Growth means increasing resources at the same rate that you’re increasing your revenue. For example, a company that gains a customer, hires more people to service them, and adds revenue at the same rate it is adding more cost. This is typical in many professional services-driven business models. While the company is technically growing, they’re not scaling.
Scale is about increasing revenue at a rapid rate while increasing resources at an slower rate. Google, Salesforce.com, and Citirx are prime examples of successfully scaled businesses. They have mastered the formula of quickly adding customers while adding fewer additional resources; thus, driving consistent growth and increasing margin over time.
Scaling growth is about creating business models and designing your organization in a way that easily scales in order to generate consistent revenue growth and avoid stall-points without adding a ton of extra cost and/or resources along the way. Here are five strategies for consideration as you think about scaling your early or growth-stage business.
Strategy # 1: Boost Renewals
Stack your revenue month to month or year to year. Get your customers to stay with you and renew their services with you or return to buy more.
Strategy #2: Hire Good Product-Minded People
Hiring strong product-minded people gets you the following:
- Alignment of product development with market needs
- A focus on selling effectiveness
- A focus on delivery efficiency and effectiveness
- An end-to-end (i.e., define, develop, operationalize, launch), cross-functional perspective on what it takes to successfully and scalably release product
- And more
Strategy #3: Package Value-Added Services for Repeatable Selling & Delivery
Whether you’re scoping every professional services project (as if they are unique) based on man hours, selling one-size-fits-all services, or, worse, giving service hours away for free — these practices are not scalable. Package your services offerings as if they are products, using project-based pricing or even annual/timeline subscriptions.
Strategy #4: Combine ownership of Product Management with Services Delivery
Combining Product Management with Product Delivery “keeps the roadmap in the money, the customer experience in the center of the roadmap, and a focus on delivering revenue.” This also lends itself to not only more scalable services offerings, but also a more scalable end product. Particularly in early and growth stages of company development, if product managers can see first hand how the product is being deployed, integrated, optimized, etc., then they are in a better position to productize capabilities that otherwise require customization work and services hours to activate.
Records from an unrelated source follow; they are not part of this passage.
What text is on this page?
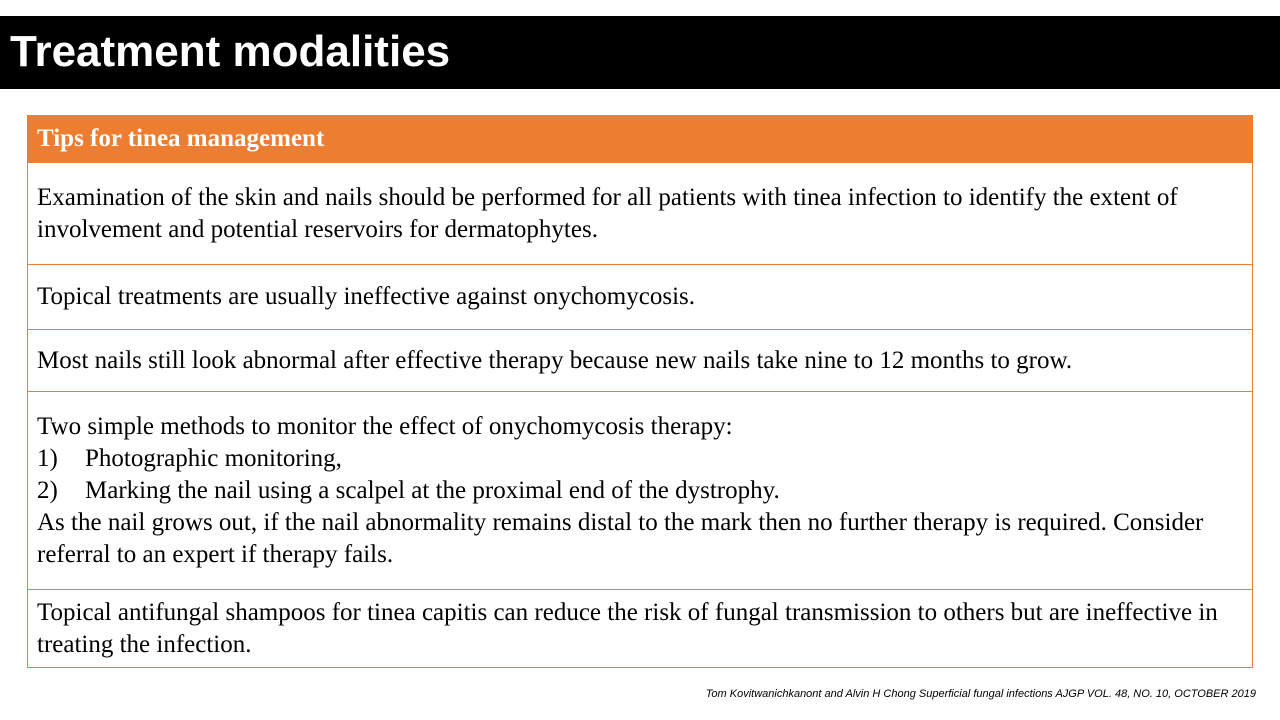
Treatment modalities
Tips for tinea management
Examination of the skin and nails should be performed for all patients with tinea infection to identify the extent of involvement and potential reservoirs for dermatophytes.
Topical treatments are usually ineffective against onychomycosis.
Most nails still look abnormal after effective therapy because new nails take nine to 12 months to grow.
Two simple methods to monitor the effect of onychomycosis therapy:
1)	Photographic monitoring,
2)	Marking the nail using a scalpel at the proximal end of the dystrophy.
As the nail grows out, if the nail abnormality remains distal to the mark then no further therapy is required. Consider referral to an expert if therapy fails.
Topical antifungal shampoos for tinea capitis can reduce the risk of fungal transmission to others but are ineffective in treating the infection.
Tom Kovitwanichkanont and Alvin H Chong Superficial fungal infections AJGP VOL. 48, NO. 10, OCTOBER 2019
Strategy #5: Fire the Sales & Marketing Engine on Multiple Cylinders
Multifaceted go-to-market models tend to offer the best growth and scale opportunities when executed effectively. This could mean:
- Selling to multiple verticals at the same time, e.g., retail, financial services, travel
- Selling to more than one market segment, i.e., enterprise, mid-market, small business
- Selling through more than one channel, e.g., direct, online, VARs
Whether you’re firing on multiple cylinders within one of the bullets above or across them, at least three cylinders is the magic number. The best companies will attack this opportunity as early as possible in their journey, while making the most of limited resources.
Lastly, have the right company structure to scale
If you’re running your business as a sole proprietor, partnership or LLP then it’s time to reconsider your options. Having a company (or a Sdn Bhd) is recommended for scaling. Reason ? Because it allows you to raise funds from investors or access credit facilities easier.